I promised you the Permian on Svalbard, after the Carboniferous. Well, the lower Permian on Svalbard was basically the same as the Upper Carboniferous, and 300 million years ago is sooo last week. For the Upper Permian, how the rocks affected the landscape is just as interesting as their composition. To appreciate that, we will look at both the sedimentology, and the mother of all geological sciences: Tectonics.
Long before I actually went to Svalbard the first time, I had seen on maps that the Van Keulen fjord had a big obstacle at its mouth: A narrow island, Akseløya, that almost shut the whole fjord off, but for two narrow sounds at each side. How did that Fjordblock happen?
I got the answer many years later, and it starts with Permian rocks, continues with Paleocene tectonics and ends with Quaternary ice age glaciers. A good example of how geological events through a long time span create the landscape we see today – and also a world class locality for seeing rocks spanning 170 million years, all in one place: The Festningen profile, from the Upper Permian through the Lower Cretaceous.
Confused as a cat now? That’s the point. So let’s go back to the Upper Permian. Climate on Svalbard got colder, as it drifted northwards. Coral reefs and Persian Gulf carbonates gave way to cold-water organisms, often together with thick layers of shells.
You remember from the Carboniferous, that carbonates can become hard. Permian carbonates try even harder. For some time in the Upper Permian, sponges flourished, with skeletons made of silica needles, rather than of the usual carbonate. The hard needles created a rock reminiscent of an enormous haystack that consisted entirely of needles, which is extremely resistant to erosion.

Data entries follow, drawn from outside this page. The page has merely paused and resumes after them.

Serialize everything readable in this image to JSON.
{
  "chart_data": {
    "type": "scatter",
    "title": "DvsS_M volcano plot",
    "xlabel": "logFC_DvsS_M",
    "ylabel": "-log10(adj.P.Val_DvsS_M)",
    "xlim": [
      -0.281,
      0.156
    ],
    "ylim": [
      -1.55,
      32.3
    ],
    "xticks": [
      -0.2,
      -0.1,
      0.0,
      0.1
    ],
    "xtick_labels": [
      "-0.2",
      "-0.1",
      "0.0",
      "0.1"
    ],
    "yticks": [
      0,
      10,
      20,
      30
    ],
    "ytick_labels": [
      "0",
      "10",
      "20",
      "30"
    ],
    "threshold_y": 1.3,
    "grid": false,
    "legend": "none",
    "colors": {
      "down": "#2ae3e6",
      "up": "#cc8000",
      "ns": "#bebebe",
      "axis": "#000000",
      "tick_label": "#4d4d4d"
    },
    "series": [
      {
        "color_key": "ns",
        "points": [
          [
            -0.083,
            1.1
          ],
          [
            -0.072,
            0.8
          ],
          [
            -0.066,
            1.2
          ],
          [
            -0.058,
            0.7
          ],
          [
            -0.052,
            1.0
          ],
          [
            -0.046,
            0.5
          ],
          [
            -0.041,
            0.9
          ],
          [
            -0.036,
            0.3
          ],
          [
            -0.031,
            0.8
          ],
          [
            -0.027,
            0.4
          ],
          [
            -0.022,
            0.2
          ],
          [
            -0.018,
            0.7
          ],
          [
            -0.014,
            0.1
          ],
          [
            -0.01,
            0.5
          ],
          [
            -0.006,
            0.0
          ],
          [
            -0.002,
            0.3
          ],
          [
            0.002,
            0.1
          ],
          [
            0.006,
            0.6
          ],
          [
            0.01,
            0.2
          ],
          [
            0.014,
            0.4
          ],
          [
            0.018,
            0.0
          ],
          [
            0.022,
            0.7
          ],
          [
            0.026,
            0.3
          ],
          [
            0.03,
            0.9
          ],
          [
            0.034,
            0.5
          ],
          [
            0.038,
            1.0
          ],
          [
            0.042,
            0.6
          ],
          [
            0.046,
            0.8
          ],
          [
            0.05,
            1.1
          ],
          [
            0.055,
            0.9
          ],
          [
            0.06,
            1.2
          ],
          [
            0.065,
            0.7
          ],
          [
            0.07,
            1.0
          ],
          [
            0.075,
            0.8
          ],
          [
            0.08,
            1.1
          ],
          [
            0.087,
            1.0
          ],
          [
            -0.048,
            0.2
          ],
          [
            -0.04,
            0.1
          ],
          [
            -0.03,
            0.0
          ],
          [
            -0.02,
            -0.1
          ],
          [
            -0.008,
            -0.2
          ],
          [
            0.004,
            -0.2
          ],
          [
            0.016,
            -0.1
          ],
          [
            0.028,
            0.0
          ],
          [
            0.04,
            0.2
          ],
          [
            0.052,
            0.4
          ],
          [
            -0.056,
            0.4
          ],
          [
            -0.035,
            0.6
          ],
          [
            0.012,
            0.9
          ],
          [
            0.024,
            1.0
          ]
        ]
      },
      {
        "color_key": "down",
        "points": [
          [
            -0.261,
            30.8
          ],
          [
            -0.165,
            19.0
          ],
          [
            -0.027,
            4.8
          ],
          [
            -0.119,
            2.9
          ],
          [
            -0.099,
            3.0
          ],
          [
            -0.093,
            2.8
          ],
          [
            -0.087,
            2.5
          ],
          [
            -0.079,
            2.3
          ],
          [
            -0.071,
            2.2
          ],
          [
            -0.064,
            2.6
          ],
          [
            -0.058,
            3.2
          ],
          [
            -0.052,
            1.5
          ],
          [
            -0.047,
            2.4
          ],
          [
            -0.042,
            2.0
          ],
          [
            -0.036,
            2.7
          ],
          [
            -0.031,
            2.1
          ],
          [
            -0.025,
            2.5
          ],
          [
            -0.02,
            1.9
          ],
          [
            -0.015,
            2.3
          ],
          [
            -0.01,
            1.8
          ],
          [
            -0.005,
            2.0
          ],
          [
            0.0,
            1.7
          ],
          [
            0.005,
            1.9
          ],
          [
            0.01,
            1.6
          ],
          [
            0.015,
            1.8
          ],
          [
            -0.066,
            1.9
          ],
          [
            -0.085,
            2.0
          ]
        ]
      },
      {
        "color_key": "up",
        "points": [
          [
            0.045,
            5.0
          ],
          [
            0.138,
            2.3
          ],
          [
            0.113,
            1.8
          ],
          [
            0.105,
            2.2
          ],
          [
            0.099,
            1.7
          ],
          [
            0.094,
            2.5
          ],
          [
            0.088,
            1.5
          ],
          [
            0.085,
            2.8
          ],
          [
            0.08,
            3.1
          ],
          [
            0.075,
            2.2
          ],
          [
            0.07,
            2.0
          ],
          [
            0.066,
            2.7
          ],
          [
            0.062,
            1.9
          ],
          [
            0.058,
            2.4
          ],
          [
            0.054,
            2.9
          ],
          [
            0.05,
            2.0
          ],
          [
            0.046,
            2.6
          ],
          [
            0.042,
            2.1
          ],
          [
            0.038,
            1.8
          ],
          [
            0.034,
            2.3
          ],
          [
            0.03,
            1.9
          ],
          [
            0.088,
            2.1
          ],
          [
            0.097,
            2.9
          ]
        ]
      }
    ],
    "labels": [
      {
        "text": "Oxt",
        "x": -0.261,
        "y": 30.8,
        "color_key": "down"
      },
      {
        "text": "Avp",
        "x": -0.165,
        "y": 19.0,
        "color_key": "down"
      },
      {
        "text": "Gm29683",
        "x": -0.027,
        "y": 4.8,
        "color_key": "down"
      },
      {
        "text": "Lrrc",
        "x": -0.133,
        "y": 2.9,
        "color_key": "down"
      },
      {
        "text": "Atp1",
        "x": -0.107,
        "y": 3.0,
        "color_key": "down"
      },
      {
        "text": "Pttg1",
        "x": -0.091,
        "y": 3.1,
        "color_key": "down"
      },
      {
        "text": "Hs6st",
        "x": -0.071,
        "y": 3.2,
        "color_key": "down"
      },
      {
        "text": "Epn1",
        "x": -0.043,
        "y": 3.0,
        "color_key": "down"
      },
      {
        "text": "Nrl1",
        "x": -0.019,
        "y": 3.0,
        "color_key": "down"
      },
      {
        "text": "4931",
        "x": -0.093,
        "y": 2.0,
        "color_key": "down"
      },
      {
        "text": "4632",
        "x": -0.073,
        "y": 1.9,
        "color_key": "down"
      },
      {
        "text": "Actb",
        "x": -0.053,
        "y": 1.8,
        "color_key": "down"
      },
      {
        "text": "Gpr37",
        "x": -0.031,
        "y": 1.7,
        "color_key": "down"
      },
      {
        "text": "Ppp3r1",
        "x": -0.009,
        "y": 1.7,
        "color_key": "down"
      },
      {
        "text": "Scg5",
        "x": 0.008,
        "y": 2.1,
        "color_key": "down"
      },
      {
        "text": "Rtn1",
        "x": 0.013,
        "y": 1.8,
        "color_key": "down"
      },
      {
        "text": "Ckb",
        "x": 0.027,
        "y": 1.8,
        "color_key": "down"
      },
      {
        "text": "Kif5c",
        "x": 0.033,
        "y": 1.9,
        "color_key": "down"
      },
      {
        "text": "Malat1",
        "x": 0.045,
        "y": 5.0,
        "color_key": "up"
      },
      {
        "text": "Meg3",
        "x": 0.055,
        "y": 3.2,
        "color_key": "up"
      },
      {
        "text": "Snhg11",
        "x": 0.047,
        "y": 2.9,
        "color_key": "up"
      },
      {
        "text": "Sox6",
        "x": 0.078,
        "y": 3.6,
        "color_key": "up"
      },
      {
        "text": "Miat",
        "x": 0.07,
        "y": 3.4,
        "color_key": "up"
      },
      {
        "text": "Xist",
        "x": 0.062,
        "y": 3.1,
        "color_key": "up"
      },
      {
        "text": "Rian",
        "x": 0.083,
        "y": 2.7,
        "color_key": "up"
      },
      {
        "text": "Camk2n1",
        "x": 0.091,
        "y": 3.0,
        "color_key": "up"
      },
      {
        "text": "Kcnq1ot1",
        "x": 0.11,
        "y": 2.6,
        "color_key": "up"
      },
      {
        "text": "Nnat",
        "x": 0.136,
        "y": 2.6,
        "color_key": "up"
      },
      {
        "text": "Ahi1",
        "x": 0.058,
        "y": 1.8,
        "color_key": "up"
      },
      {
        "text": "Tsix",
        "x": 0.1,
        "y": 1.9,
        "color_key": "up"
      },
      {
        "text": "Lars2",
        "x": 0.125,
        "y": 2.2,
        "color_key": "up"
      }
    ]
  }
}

Coming the Triassic, carbonate gave way to marine shale. The clastic material was supplied by an enormous delta that built out from the East, the current Russia. Details of the Triassic are for the next blog post, but it buried the Permian rocks, and they stayed buried for the next 200+ million years, while the whole Mesozoic piled up on top.
Then, Greenland came along and messed things up.
Until the late Cretaceous, Svalbard was actually located northeast of Greenland, relatively speaking. The opening of the Atlantic ocean started in the Jurassic, in the Caribbean, and moved gradually northwards, as opening a scissor. Svalbard happened to be behind the hinge point of the scissor, where there suddenly (just a few millions of years) became too little space. Svalbard slid south-eastwards to escape, squeezing past the east tip of Greenland.
Squeeze the Earth’s crust, and you press up a mountain chain. The west coast of Svalbard became a mini-mini-Himalaya, where the previously nicely flat rocks were thrusted into stacks here, folded there, and generally messed up. The Spitsbergen fold and thrust belt, as it is called, became a dream for a structural geologist like me, but some places a nightmare for sedimentologists that try to correlate across all the faults and thrusts.
Between Van Keulenfjorden to Festningen, the geological layers were tilted into the vertical, with the old basement in the west, and then younger-wise from the Permian to the Cretaceous eastwards. One can walk from the Permian to the Cretaceous along the shore of Isfjorden, and see how the rocks change from Permian shallow water with mussels, to the deeper marine Triassic with ammonites (extinct nautilus octopuses), then more and more sand into the shallower Jurassic. Cretaceous fluvial sands with dinosaur tracks are the icing of the cake, on this beach walk through 170 million years of rocks. The Festningen profile is a world class locality, and we will take a closer look in the next blog post.
For now, back to the Permian rocks, which Greenland turned into a long, hard wall from Festningen to Van Keulen. There they stood for another fifty million years or so, as the mini-mini-Himalaya got eroded and filled the big, gentle foreland trough. Then came ice ages and glaciations towards the end of the Cenozoic, and started digging out the fjords. Isfjorden is the largest. Wijdefjorden on North Svalbard follows the weakness zone created by the northward extension of the Billefjorden through faults. And Van Keulen, the fjord with the Fjordblock. The soft Cenozoic and Mesozoic rocks, shale and sand were easy prey for the glaciers, but the hard Permian put up resistance, and the Van Keulen fjord got Akseløya as a bulwark towards invaders.
Today, ships that sail by to load coal from the mines in Svea, at the bottom of the fjord, have to be special builds, small enough to pass through the small sounds on each side of the island. And Akseløya itself is home to a hunter-trapper anda zillion eiders, which probably do not care about its long history in the making.